Joanne Kandy Latham (born 21 March 1961) is an English former glamour model.

Latham was born in Wolverhampton. After studying classical ballet for nine years she took a scholarship to the Royal Ballet School. A dancing competition led to her modelling for retailer Miss Selfridge. This led on to other modelling and television commercials, including appearing on Page 3 of The Sun and in the Daily Mirror.

In 1978, ATV made a documentary about her called "A Model's Dream" in the series England, Their England. After a shoot with leading glamour photographer Patrick Lichfield, he included her photo on the inside front cover of his book The Most Beautiful Women, a collection of his photographs.

In 1979, men's magazines Playboy and Penthouse competed to publish the first nude pictures of her. Latham signed a contract with Bob Guccione and Penthouse, which promised a fee of £70,000 for her to appear in the September 1979 issue, which was also the 10th Anniversary of the US edition. Latham was selected as Pet Of The Month and featured on nineteen pages of the magazine, including the cover. That edition made U.S. history, selling more in dollar percentage than any other magazine to date and making a profit of $18 million. She also appeared with other Penthouse Pets in the televised broadcast pageant for the selection of the 1979 Pet Of The Year, in which she participated in the opening segment with singer Frankie Valli and a fashion show. After a brief affair with Guccione, Latham's contract was terminated with Penthouse when she fell in love with Guccione's son. She moved from New York to Los Angeles and briefly became the girlfriend of Hugh Hefner, living in the Playboy Mansion.
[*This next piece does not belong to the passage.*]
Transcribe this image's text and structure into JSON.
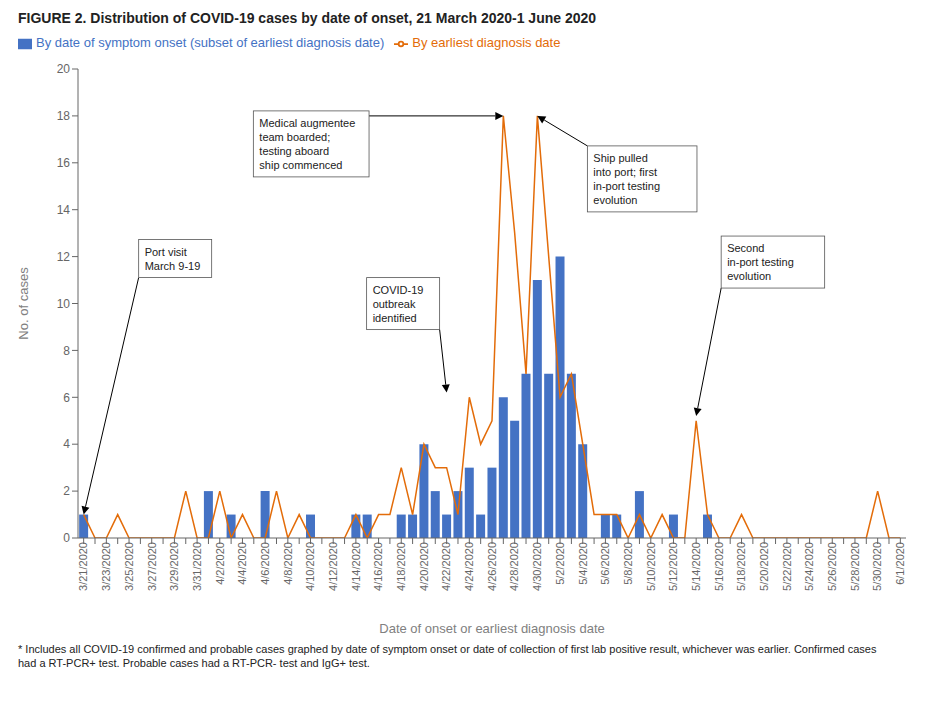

In the early 1980s, Latham returned to England to her Midland home in the village of Tettenhall.

Latham was featured on the cover of Death Penalty, the debut album by the heavy metal band Witchfinder General, which was released in 1982. She also featured on the cover of Friends of Hell, their second album released in 1983.

In 1982, Latham was involved in a serious car accident, after which she gave up modelling and opened the first 'workout' keep-fit studio in the UK. Her daughter, Elizablue Nairi, was born in southern Spain in June 1984 and follows in her mother’s footsteps steps on her popular Instagram page where she uploads nude images.

In later years, she studied drama at Birmingham Repertory Theatre, working under a director of the Royal Shakespeare Company and went on to play the lead role in a government-funded film for the arts.

In 1999, Latham became a teacher of yoga training at the Sivananda Yoga Vendanta Centre in Nassau, Bahamas. Since then, she has continued working in the healing arts. Despite several offers, she has refused to write her autobiography. She has set up her own charity with her daughter Eliza.